In a highly capitalist world, the demand for being productive is the essence of a fast-moving society. Where each individual is expected to contribute to the existing knowledge systems. While some professionals are able to add significant value to the prevailing economic and knowledge structures, yet large chunks are not as productive.
This book of Cal Newport Deep Work: Rules for Focused Success in a Distracted World, extensively deals with the issues, of why some people can do more than the rest?
“If you don’t produce, you won’t thrive—no matter how skilled or talented you are.”
Professor of Computer Science at George Town, besides his academic endeavours, Newport has been a renowned author and a motivational speaker. Author of six books, two of which have been proclaimed as bestsellers by the New York Times, his work has been published in over 25 languages, featuring across major publications. Like his previous works, the book under review is a serious critic of digital consumerism and culture.
Writing about the intersection of digital technology and culture, the author has made an attempt to unearth how these tools can serve out value instead of accidentally subverting them. Coining the deep work hypotheses, through his work, Newport advocates for a sober living free from digital distractions.
“Who you are, what you think, feel, and do, what you love—is the sum of what you focus on.”
As economies have shifted and became digitized, our priorities have changed. To paraphrase Newport, the reason why knowledge workers are unfamiliar with the concept of deep work is quite obvious the network tools. Yes, you heard it right, all electronic gadgets that we are carrying in our pockets, giving us ubiquitous access to social media platforms, and different infotainment websites, like BuzzFeed and Twitter, are a hindrance in the growth of an individual.

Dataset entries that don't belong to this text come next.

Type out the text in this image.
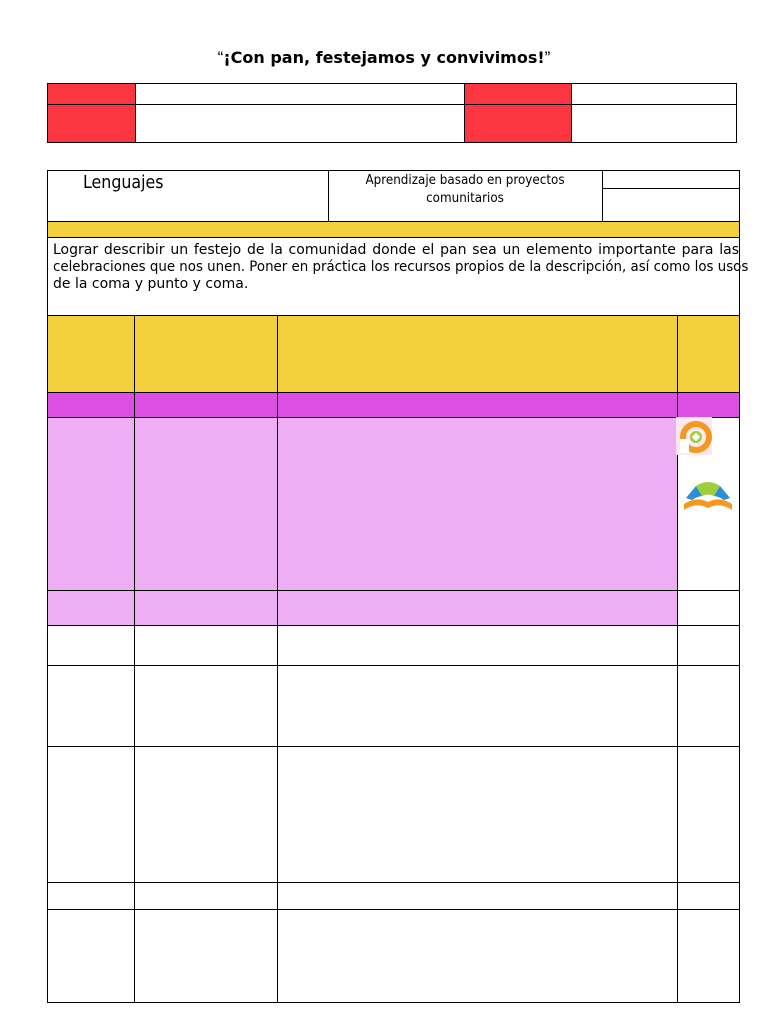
“¡Con pan, festejamos y convivimos!”
Lenguajes	Aprendizaje basado en proyectos
comunitarios
Lograr describir un festejo de la comunidad donde el pan sea un elemento importante para las
celebraciones que nos unen. Poner en práctica los recursos propios de la descripción, así como los usos
de la coma y punto y coma.
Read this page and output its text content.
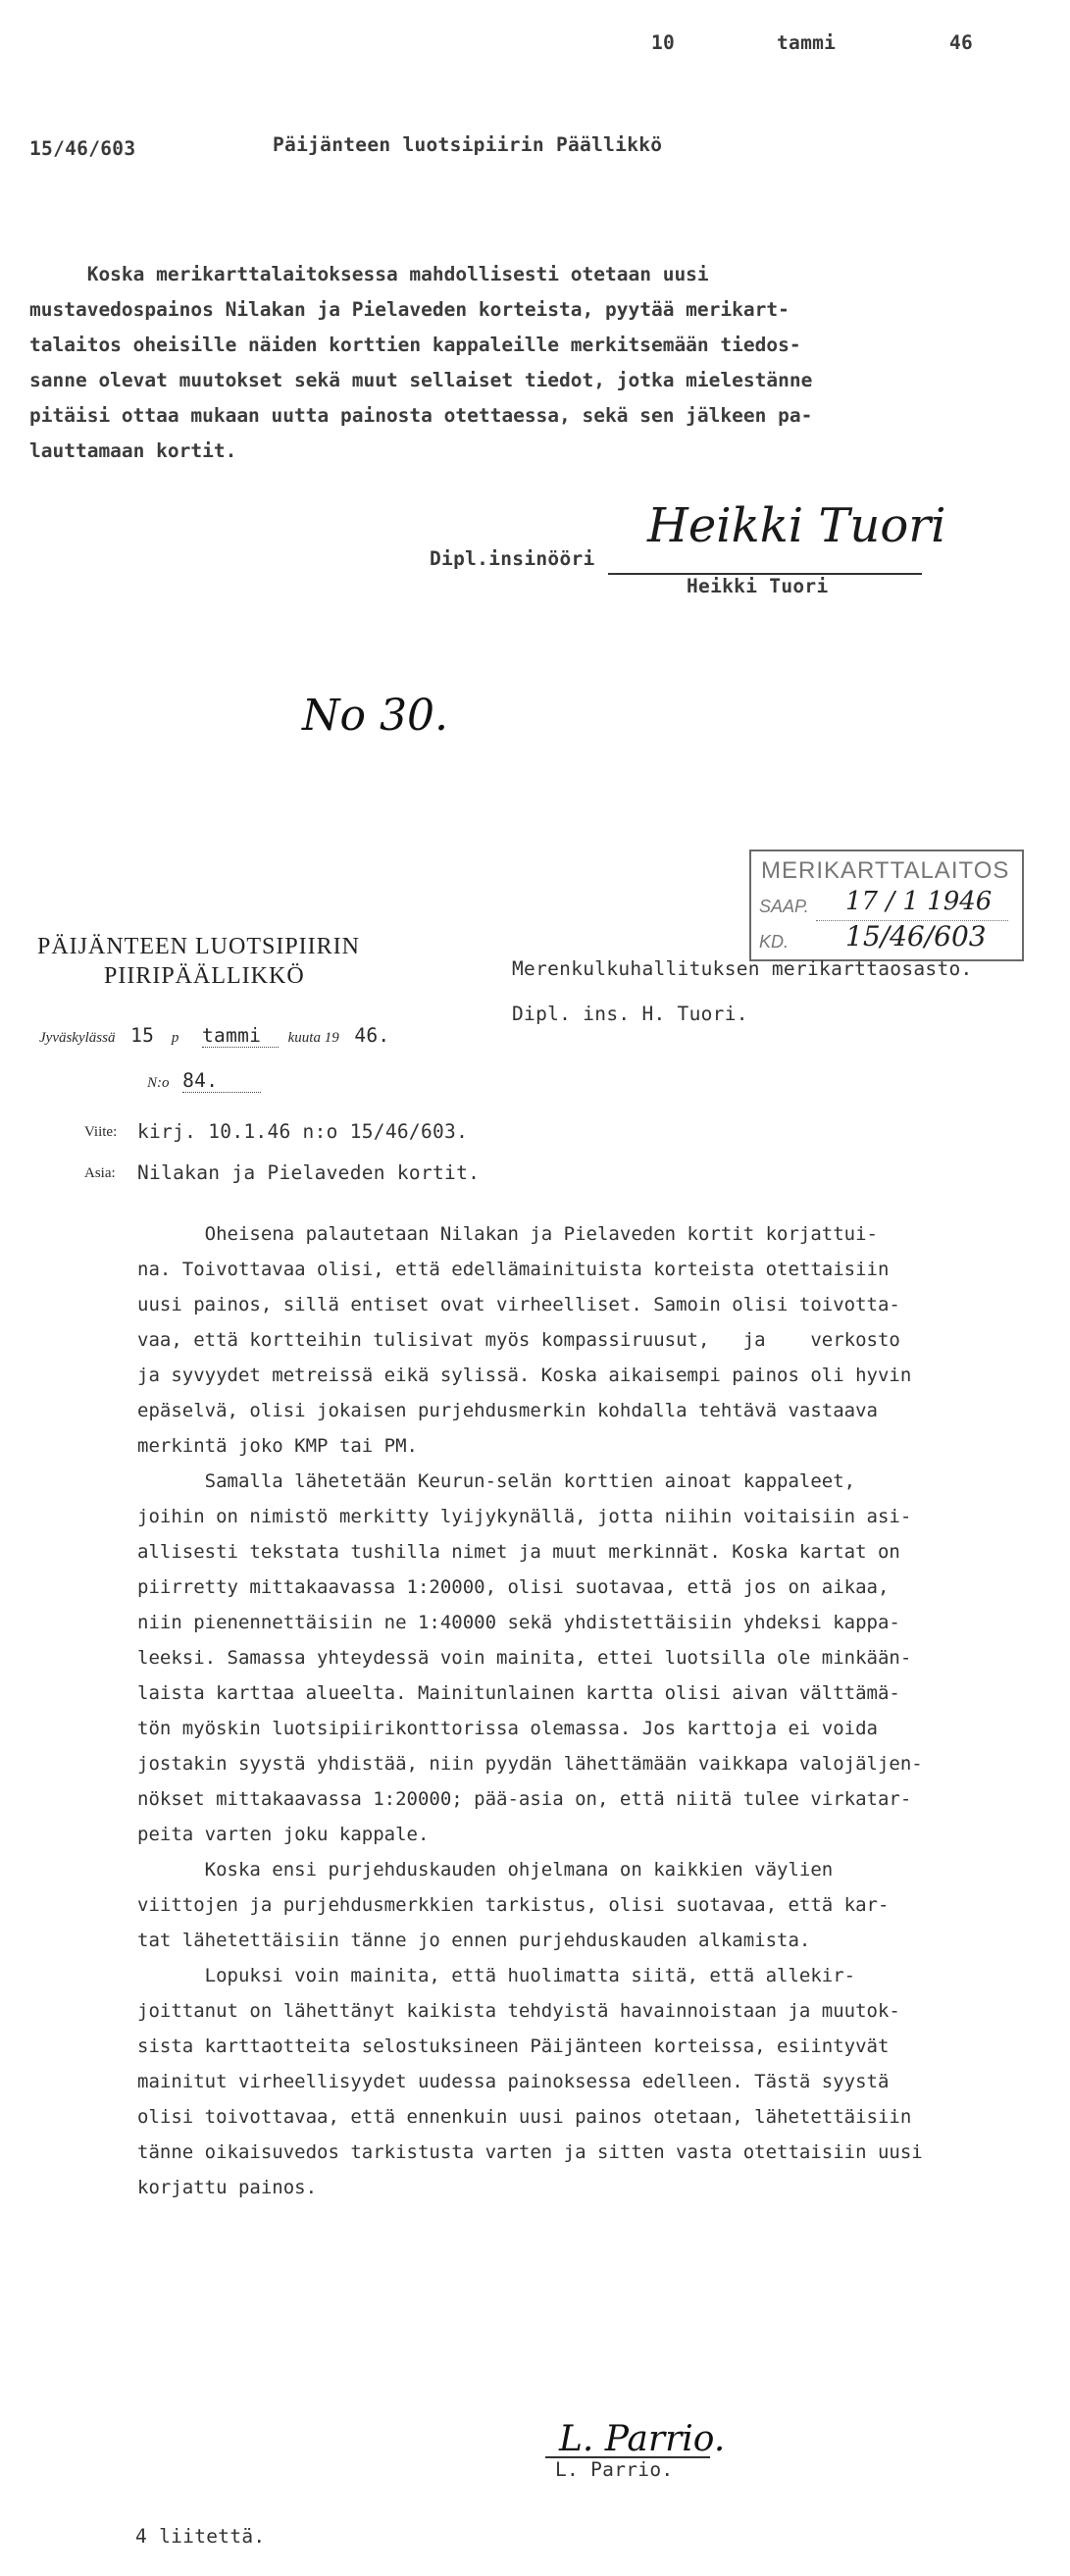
10	tammi	46
15/46/603	Päijänteen luotsipiirin Päällikkö

Koska merikarttalaitoksessa mahdollisesti otetaan uusi

mustavedospainos Nilakan ja Pielaveden korteista, pyytää merikart-

talaitos oheisille näiden korttien kappaleille merkitsemään tiedos-

sanne olevat muutokset sekä muut sellaiset tiedot, jotka mielestänne

pitäisi ottaa mukaan uutta painosta otettaessa, sekä sen jälkeen pa-

lauttamaan kortit.

Dipl.insinööri
Heikki Tuori
Heikki Tuori
No 30.
MERIKARTTALAITOS
SAAP. 17 / 1 1946
KD. 15/46/603
PÄIJÄNTEEN LUOTSIPIIRIN
PIIRIPÄÄLLIKKÖ	Merenkulkuhallituksen merikarttaosasto.
Dipl. ins. H. Tuori.
Jyväskylässä 15 p tammi kuuta 19 46.
N:o 84.
Viite: kirj. 10.1.46 n:o 15/46/603.
Asia: Nilakan ja Pielaveden kortit.

Oheisena palautetaan Nilakan ja Pielaveden kortit korjattui-

na. Toivottavaa olisi, että edellämainituista korteista otettaisiin

uusi painos, sillä entiset ovat virheelliset. Samoin olisi toivotta-

vaa, että kortteihin tulisivat myös kompassiruusut,   ja    verkosto

ja syvyydet metreissä eikä sylissä. Koska aikaisempi painos oli hyvin

epäselvä, olisi jokaisen purjehdusmerkin kohdalla tehtävä vastaava

merkintä joko KMP tai PM.

Samalla lähetetään Keurun-selän korttien ainoat kappaleet,

joihin on nimistö merkitty lyijykynällä, jotta niihin voitaisiin asi-

allisesti tekstata tushilla nimet ja muut merkinnät. Koska kartat on

piirretty mittakaavassa 1:20000, olisi suotavaa, että jos on aikaa,

niin pienennettäisiin ne 1:40000 sekä yhdistettäisiin yhdeksi kappa-

leeksi. Samassa yhteydessä voin mainita, ettei luotsilla ole minkään-

laista karttaa alueelta. Mainitunlainen kartta olisi aivan välttämä-

tön myöskin luotsipiirikonttorissa olemassa. Jos karttoja ei voida

jostakin syystä yhdistää, niin pyydän lähettämään vaikkapa valojäljen-

nökset mittakaavassa 1:20000; pää-asia on, että niitä tulee virkatar-

peita varten joku kappale.

Koska ensi purjehduskauden ohjelmana on kaikkien väylien

viittojen ja purjehdusmerkkien tarkistus, olisi suotavaa, että kar-

tat lähetettäisiin tänne jo ennen purjehduskauden alkamista.

Lopuksi voin mainita, että huolimatta siitä, että allekir-

joittanut on lähettänyt kaikista tehdyistä havainnoistaan ja muutok-

sista karttaotteita selostuksineen Päijänteen korteissa, esiintyvät

mainitut virheellisyydet uudessa painoksessa edelleen. Tästä syystä

olisi toivottavaa, että ennenkuin uusi painos otetaan, lähetettäisiin

tänne oikaisuvedos tarkistusta varten ja sitten vasta otettaisiin uusi

korjattu painos.

L. Parrio.
L. Parrio.
4 liitettä.
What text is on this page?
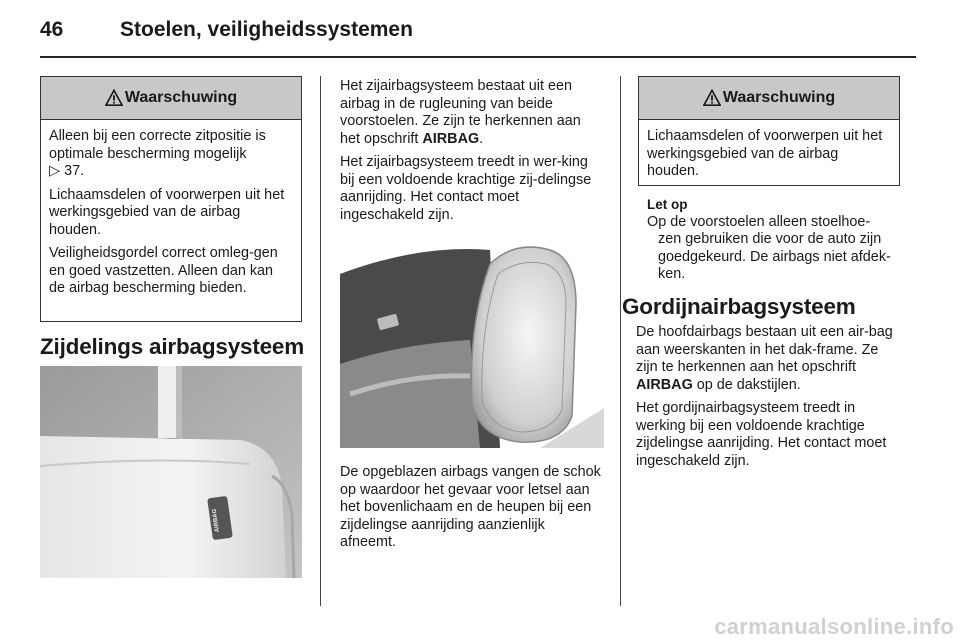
46	Stoelen, veiligheidssystemen
Waarschuwing

Alleen bij een correcte zitpositie is
optimale bescherming mogelijk
▷ 37.

Lichaamsdelen of voorwerpen uit het werkingsgebied van de airbag houden.

Veiligheidsgordel correct omleg-gen en goed vastzetten. Alleen dan kan de airbag bescherming bieden.

Zijdelings airbagsysteem
AIRBAG

Het zijairbagsysteem bestaat uit een airbag in de rugleuning van beide voorstoelen. Ze zijn te herkennen aan het opschrift AIRBAG.

Het zijairbagsysteem treedt in wer-king bij een voldoende krachtige zij-delingse aanrijding. Het contact moet ingeschakeld zijn.

De opgeblazen airbags vangen de schok op waardoor het gevaar voor letsel aan het bovenlichaam en de heupen bij een zijdelingse aanrijding aanzienlijk afneemt.

Waarschuwing

Lichaamsdelen of voorwerpen uit het werkingsgebied van de airbag houden.

Let op
Op de voorstoelen alleen stoelhoe-
zen gebruiken die voor de auto zijn
goedgekeurd. De airbags niet afdek-
ken.
Gordijnairbagsysteem

De hoofdairbags bestaan uit een air-bag aan weerskanten in het dak-frame. Ze zijn te herkennen aan het opschrift AIRBAG op de dakstijlen.

Het gordijnairbagsysteem treedt in werking bij een voldoende krachtige zijdelingse aanrijding. Het contact moet ingeschakeld zijn.

carmanualsonline.info
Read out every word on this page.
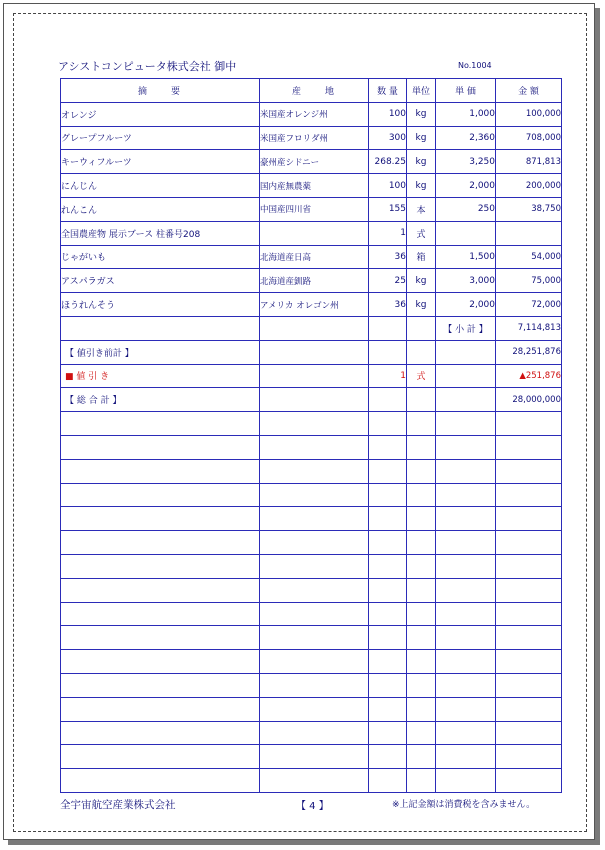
アシストコンピュータ株式会社 御中	No.1004
摘　　要	産　　地	数 量	単位	単 価	金 額
オレンジ	米国産オレンジ州	100	kg	1,000	100,000
グレープフルーツ	米国産フロリダ州	300	kg	2,360	708,000
キーウィフルーツ	豪州産シドニー	268.25	kg	3,250	871,813
にんじん	国内産無農薬	100	kg	2,000	200,000
れんこん	中国産四川省	155	本	250	38,750
全国農産物 展示ブース 柱番号208		1	式		
じゃがいも	北海道産日高	36	箱	1,500	54,000
アスパラガス	北海道産釧路	25	kg	3,000	75,000
ほうれんそう	アメリカ オレゴン州	36	kg	2,000	72,000
				【 小 計 】	7,114,813
【 値引き前計 】					28,251,876
■ 値 引 き		1	式		▲251,876
【 総 合 計 】					28,000,000

全宇宙航空産業株式会社	【 4 】	※上記金額は消費税を含みません。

“In this new economy, three groups will have a particular advantage: those who can work well and creatively with intelligent machines, those who are the best at what they do, and those with access to capital.”
According to the author, these network tools fragments the attention of most knowledge workers, making them inefficient or less productive. In modern economies large number of people, due to digital distraction, are doing what Newport calls, shallow work. A non-cognitively demanding task, which adds little or no value in the world. To put it more aptly, in this DIGINOMY, that is to say in the technology-driven economy, people are increasingly replacing deep work with shallow work, resulting in decreased productivity. To make matters worse, big conglomerates and businesses are pushing their employees to have the necessary social media presence at work, leading to distraction.
A large effort that could have served better in deep thinking which would have proven beneficial for laying new strategy for businesses or for writing grant applications, in the words of the author, is being thwarted due to shallow work. These fragmented dashes caused by the overuse of network tools are costing businesses and individuals. So, to overturn the negative impact of network tools, on the thinking process, the author proposes the idea of deep work, in his book.
Divided into two parts, the first half outlines the definition of deep work. As per the author, contrary to shallow work, deep work is cognitively demanding and requires long, uninterrupted thinking. In the twenty-first century, where people are forgetting the art of thinking deeply, and short attention spans due to digital distraction, are a common phenomenon, this book redirects individuals to the importance of long, and sustained focus.
“Great creative minds think like artists but work like accountants.”
If deep work or deep thinking is accomplished successfully by someone, it is likely that they will be able to enhance their productivity. Or at least, this is what the author intends to convey to his readers when he gives examples of some of the famous individuals who have gone on to make a name for themselves. So, to put it more precisely, what the author wants to say is that for focused success in a distracted world, an individual needs to pursue a path of deep work, free from the lures of digital distraction.
To encourage readers into action, the author devotes much of the second part in the book to actions which a layman could follow for attaining focused success in a distracted world. Merely on a personal level, I respectfully disagree with the author’s insistence on quitting all forms of technology during deep work, as I feel deep work is a state of mind that does not require any necessary prerequisite to intrude the thinking process of an individual. But without going into the nitty-gritty of human behaviour psychology and without being too critical about the author, I would say it is a good book that everyone should read before arriving at any conclusion. As it is said, interpretation of text lies with the reader. So, I will leave it for the readers to decide for themselves.